Use It or Lose It
Use it or lose it. That’s a saying isn’t it? There are some days when I feel I might have lost it. The ‘it’ I am referring to is my brain and its ability to function beyond the pace of a geriatric snail. Conversations break down half way through as I struggle to find the word I’m looking for, “we went to the city yesterday and we got to the……..hang on….bare with me….it’s on the tip of my tongue……nope it’s gone”.
It’s a worry. It feels like a little insight into what old age might be like. Since looking after Max I’ve ploughed all my efforts into nourishing his sponge-like little brain but my own has been left feeling malnourished. The person I converse with more than anyone else is 2 years old and although he does pretty well for his age, the conversation doesn’t exactly sparkle.

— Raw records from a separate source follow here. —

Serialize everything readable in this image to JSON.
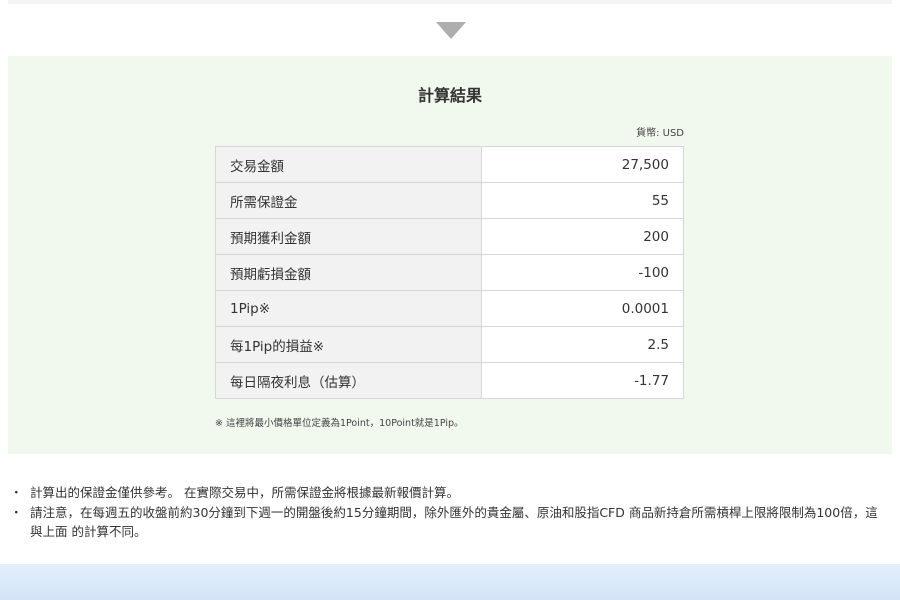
{
  "result": {
    "title": "計算結果",
    "currency": "貨幣: USD",
    "rows": [
      {
        "label": "交易金額",
        "value": "27,500"
      },
      {
        "label": "所需保證金",
        "value": "55"
      },
      {
        "label": "預期獲利金額",
        "value": "200"
      },
      {
        "label": "預期虧損金額",
        "value": "-100"
      },
      {
        "label": "1Pip※",
        "value": "0.0001"
      },
      {
        "label": "每1Pip的損益※",
        "value": "2.5"
      },
      {
        "label": "每日隔夜利息（估算）",
        "value": "-1.77"
      }
    ],
    "footnote": "※ 這裡將最小價格單位定義為1Point，10Point就是1Pip。"
  },
  "notes": [
    {
      "bullet": "・",
      "text": "計算出的保證金僅供參考。 在實際交易中，所需保證金將根據最新報價計算。"
    },
    {
      "bullet": "・",
      "text": "請注意，在每週五的收盤前約30分鐘到下週一的開盤後約15分鐘期間，除外匯外的貴金屬、原油和股指CFD 商品新持倉所需槓桿上限將限制為100倍，這與上面 的計算不同。"
    }
  ],
  "icons": {
    "arrow": "triangle-down-icon"
  }
}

The books I read more than any other are the ones that start “that’s not my dog it’s blah blah is too blah blah”. The television shows I watch more than any other tend to involve animated pigs or trains. I spend an unhealthy amount of time digging sand castles or pretending to be a train. The music I listen to more than any other are designed to permanently sear the alphabet onto your brain. I sometimes catch myself eating from little plastic plates with pictures of diggers on them and I snack on raisins and carrot sticks.

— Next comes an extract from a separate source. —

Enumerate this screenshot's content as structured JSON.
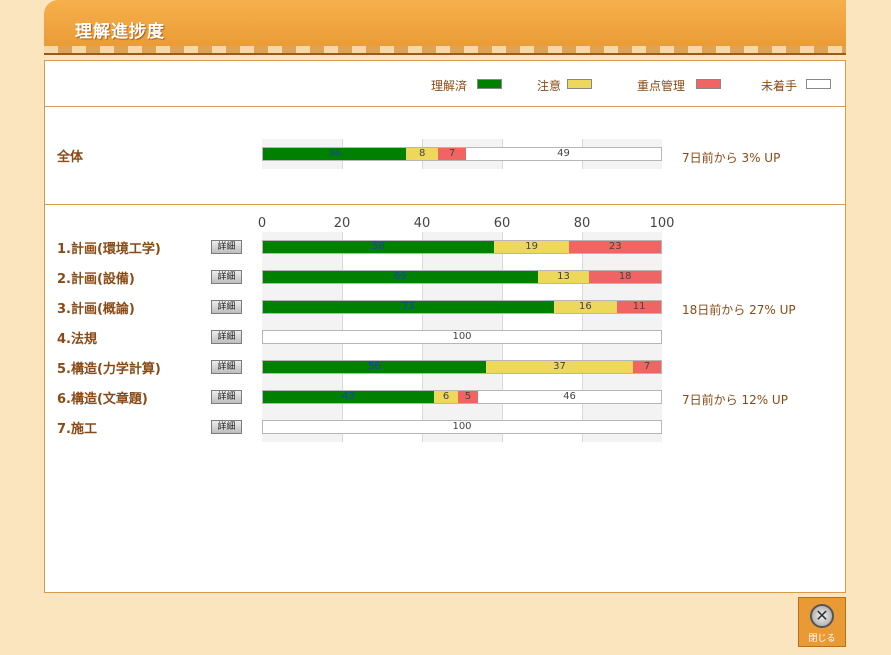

I’m feeding my brain on a toddler diet. I feel like Tom Hanks in Big only the other way around, my version would be called Small – a capable adult who regresses back to his toddler years. I can get away with it around other dazed and confused stay at home parent types but last week I got an email from a radio station, “would you like to share your views on why there are more stay at home dad’s”. I don’t know why but it never occurred to me that this friendly little chat would be live. They will simply edit out the bits where I sound like a village idiot and what’s left will leave me sounding like a parenting genius.

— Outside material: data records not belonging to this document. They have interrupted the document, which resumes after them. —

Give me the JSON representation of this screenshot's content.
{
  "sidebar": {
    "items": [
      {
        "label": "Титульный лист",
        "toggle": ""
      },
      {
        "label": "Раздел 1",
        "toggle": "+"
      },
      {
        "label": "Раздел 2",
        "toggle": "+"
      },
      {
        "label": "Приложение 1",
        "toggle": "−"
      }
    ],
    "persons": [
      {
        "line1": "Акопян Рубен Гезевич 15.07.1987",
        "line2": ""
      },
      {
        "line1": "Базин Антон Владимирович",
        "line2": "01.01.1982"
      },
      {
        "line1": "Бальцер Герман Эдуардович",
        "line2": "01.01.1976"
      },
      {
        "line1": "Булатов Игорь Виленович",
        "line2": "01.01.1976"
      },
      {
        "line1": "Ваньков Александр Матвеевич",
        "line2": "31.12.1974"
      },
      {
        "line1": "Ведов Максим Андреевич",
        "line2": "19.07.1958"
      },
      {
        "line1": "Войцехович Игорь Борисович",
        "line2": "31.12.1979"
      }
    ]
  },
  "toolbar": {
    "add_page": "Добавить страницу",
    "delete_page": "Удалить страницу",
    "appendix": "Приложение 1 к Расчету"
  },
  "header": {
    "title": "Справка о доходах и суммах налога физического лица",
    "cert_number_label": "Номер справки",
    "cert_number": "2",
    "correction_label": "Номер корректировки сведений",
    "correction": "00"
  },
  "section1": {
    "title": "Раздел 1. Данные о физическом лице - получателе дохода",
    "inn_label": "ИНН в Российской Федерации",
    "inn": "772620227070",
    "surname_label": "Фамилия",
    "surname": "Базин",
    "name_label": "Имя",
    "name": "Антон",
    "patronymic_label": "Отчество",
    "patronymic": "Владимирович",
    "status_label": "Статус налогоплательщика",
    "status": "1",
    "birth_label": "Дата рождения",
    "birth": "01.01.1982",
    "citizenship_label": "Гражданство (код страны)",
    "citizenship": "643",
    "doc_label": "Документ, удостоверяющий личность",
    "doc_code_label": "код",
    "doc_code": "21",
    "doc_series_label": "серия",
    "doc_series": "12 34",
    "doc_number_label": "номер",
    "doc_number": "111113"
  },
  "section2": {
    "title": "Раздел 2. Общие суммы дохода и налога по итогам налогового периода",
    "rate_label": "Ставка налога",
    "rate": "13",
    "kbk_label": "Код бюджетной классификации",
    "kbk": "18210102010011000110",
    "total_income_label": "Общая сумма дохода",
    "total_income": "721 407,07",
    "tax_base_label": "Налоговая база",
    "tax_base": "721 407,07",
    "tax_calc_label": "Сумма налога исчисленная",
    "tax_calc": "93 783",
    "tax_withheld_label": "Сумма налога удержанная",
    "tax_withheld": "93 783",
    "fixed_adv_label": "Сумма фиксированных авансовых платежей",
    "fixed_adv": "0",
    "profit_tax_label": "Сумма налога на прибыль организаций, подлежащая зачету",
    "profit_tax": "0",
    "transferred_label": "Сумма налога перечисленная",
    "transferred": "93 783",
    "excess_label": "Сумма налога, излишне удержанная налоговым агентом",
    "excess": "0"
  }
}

The phone rang, “okay, you’re on in 30 seconds, remember you’re live so keep your answers brief and no swearing……15……….10……..5”. No swearing? Can’t I just have one quick one now? Just one big f-bomb before we go live? Every sinew in my body wanted to press the little red telephone symbol that makes the nasty radio people go away but I didn’t. I talked, I put words together to form sentences, meaningful ones at that, I used long words and I even did a joke that made the presenters laugh, fake radio laughing but laughing none the less. I remember what this is like, this is fun, I used to be quite good at this talking coherently lark. I put down the phone and had that sense of elation you get when you conquer something that scares the bejesus out of you.
Thank you for saving me in my hour of need brain, I’m sorry for not feeding you a proper adult diet, from now on I will try harder not to neglect you.
Does anyone else feed their brain on a toddler diet? Do you have days where it refuses to play ball. Did you once fear you had lost it forever only to find it again.